Proptosis measurement by 3D reconstruction software

The CT data were digitally transferred from the PACS workstation to a personal computer, and the 3D reconstruction software imported the axial sections of the CT images. Then, our PC-based 3D reconstruction software was used for eyeball segmentation and fully automated quantification of computerized features, implemented with a dedicated C +  + language with MFC (Microsoft Foundation Classes, Microsoft, Redmond, WA)20,21,22,23,24,25. The overall procedure of this analysis scheme comprised 4 major stages as follows (Supplementary Video S1 for the procedure). First, eyeball segmentation was conducted semi-automatically. Then, a 3D interzygomatic plane was composed with 3 user-defined reference points. After finishing these steps, a normal perpendicular vector from the 3D interzygomatic plane to the end of the eyeball surface was calculated. Finally, the length of proptosis based on 3D CT images was computed quantitatively.

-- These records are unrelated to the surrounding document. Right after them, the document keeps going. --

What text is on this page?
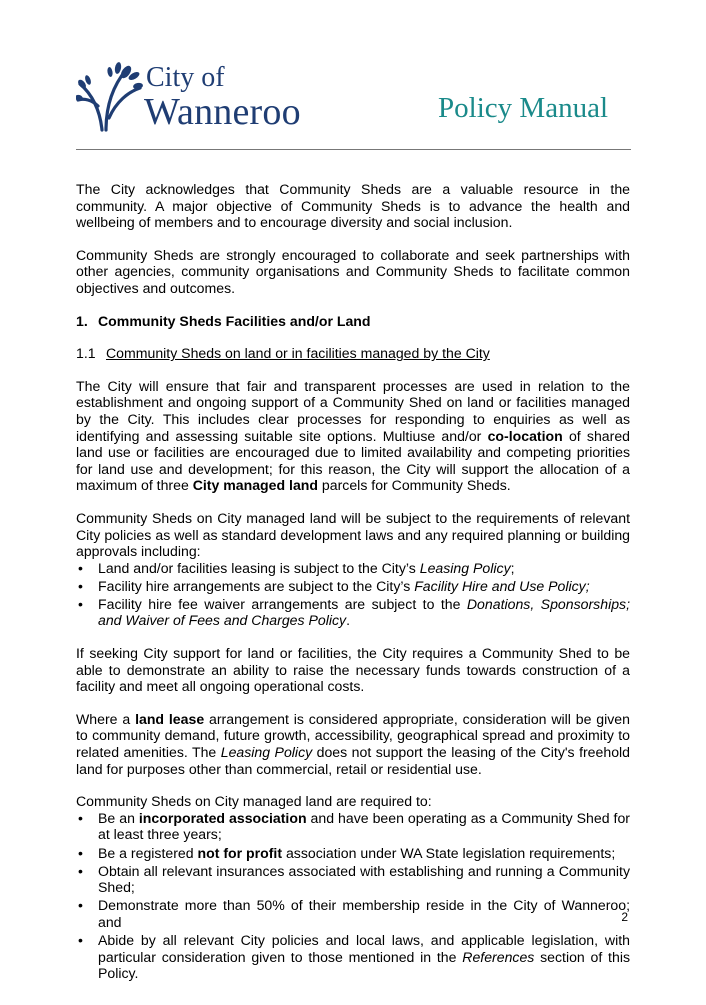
City of
Wanneroo	Policy Manual

The City acknowledges that Community Sheds are a valuable resource in the community. A major objective of Community Sheds is to advance the health and wellbeing of members and to encourage diversity and social inclusion.

Community Sheds are strongly encouraged to collaborate and seek partnerships with other agencies, community organisations and Community Sheds to facilitate common objectives and outcomes.

1. Community Sheds Facilities and/or Land
1.1 Community Sheds on land or in facilities managed by the City

The City will ensure that fair and transparent processes are used in relation to the establishment and ongoing support of a Community Shed on land or facilities managed by the City. This includes clear processes for responding to enquiries as well as identifying and assessing suitable site options. Multiuse and/or co-location of shared land use or facilities are encouraged due to limited availability and competing priorities for land use and development; for this reason, the City will support the allocation of a maximum of three City managed land parcels for Community Sheds.

Community Sheds on City managed land will be subject to the requirements of relevant City policies as well as standard development laws and any required planning or building approvals including:

• Land and/or facilities leasing is subject to the City’s Leasing Policy;
• Facility hire arrangements are subject to the City’s Facility Hire and Use Policy;
• Facility hire fee waiver arrangements are subject to the Donations, Sponsorships; and Waiver of Fees and Charges Policy.

If seeking City support for land or facilities, the City requires a Community Shed to be able to demonstrate an ability to raise the necessary funds towards construction of a facility and meet all ongoing operational costs.

Where a land lease arrangement is considered appropriate, consideration will be given to community demand, future growth, accessibility, geographical spread and proximity to related amenities. The Leasing Policy does not support the leasing of the City's freehold land for purposes other than commercial, retail or residential use.

Community Sheds on City managed land are required to:

• Be an incorporated association and have been operating as a Community Shed for at least three years;
• Be a registered not for profit association under WA State legislation requirements;
• Obtain all relevant insurances associated with establishing and running a Community Shed;
• Demonstrate more than 50% of their membership reside in the City of Wanneroo; and
• Abide by all relevant City policies and local laws, and applicable legislation, with particular consideration given to those mentioned in the References section of this Policy.
2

Semi-automatic segmentation of the eyeball based on a graph-cut technique was performed by an observer26. The foreground seed for the targeted eyeball area and background seeds for the non-eyeball region were delineated in one arbitrary CT slice to recognize the accurate eyeball area of entire axial CT sections (Fig. 4A). Then, segmentation was performed automatically based on the intensity map model using global optimization of a cost function. Due to the semi-automatic recognition algorithm, it took less than 10 min for one user to assess the whole axial section. Next, to compose the 3D interzygomatic plane, the user placed three reference points: two along the anterior border of the bilateral orbital rim on an axial section in which the lens was most largely seen and one along the anterior border of the ipsilateral orbital rim on an axial section in which the second largest lens was seen. After that, the software calculated the center of mass at the junction of the eyeball and the interzygomatic plane. From the center of mass on the 3D interzygomatic plane, a normal vector was cast perpendicular to the end of the recognized eyeball surface (Fig. 4B,C). Finally, the length of a perpendicular line that represents the degree of proptosis based on 3D CT images was computed quantitatively (Fig. 4D).

Figure 4
figure 4

Example images were produced using our 3D reconstruction software. (A) Recognizing the eyeball of the whole axial Section (60–70 section) of computed tomography using automatic segmentation. (B) 3D rendering images of the interzygomatic plane and the plane of eyeball surface from a normal vector on the segmented eyeball (C) Binary image for mathematical verification (D) 3D reconstruction of the eyeball (yellow sphere) and the interzygomatic plane (black arrow). A perpendicular line (white arrow) drawn from the recognized eyeball surface to the interzygomatic plane by 3D reconstruction software.

Statistical analysis

Data were expressed as the mean ± SD. Repeated measures one-way analysis of variance (RM-ANOVA) with Bonferroni correction was used to compare proptosis measurements by different modalities. To measure the strength of the linear association between modalities, correlations between the modalities were analyzed by Pearson correlation. The Bland–Altman method was used to analyze the agreement between the modalities. Intra-observer correlations of modality were calculated using Cronbach alpha, as was the intraclass correlation coefficient, to assess the level of agreement for each measurement. To determine inter-observer reliability, measured values were evaluated using interclass correlation coefficients (ICCs). Subgroup analysis was performed for patients with strabismus and patients who underwent surgery. Statistical analysis was performed using SPSS 20.0 (SPSS Inc., Chicago, IL, USA). Statistical significance was defined as p < 0.05.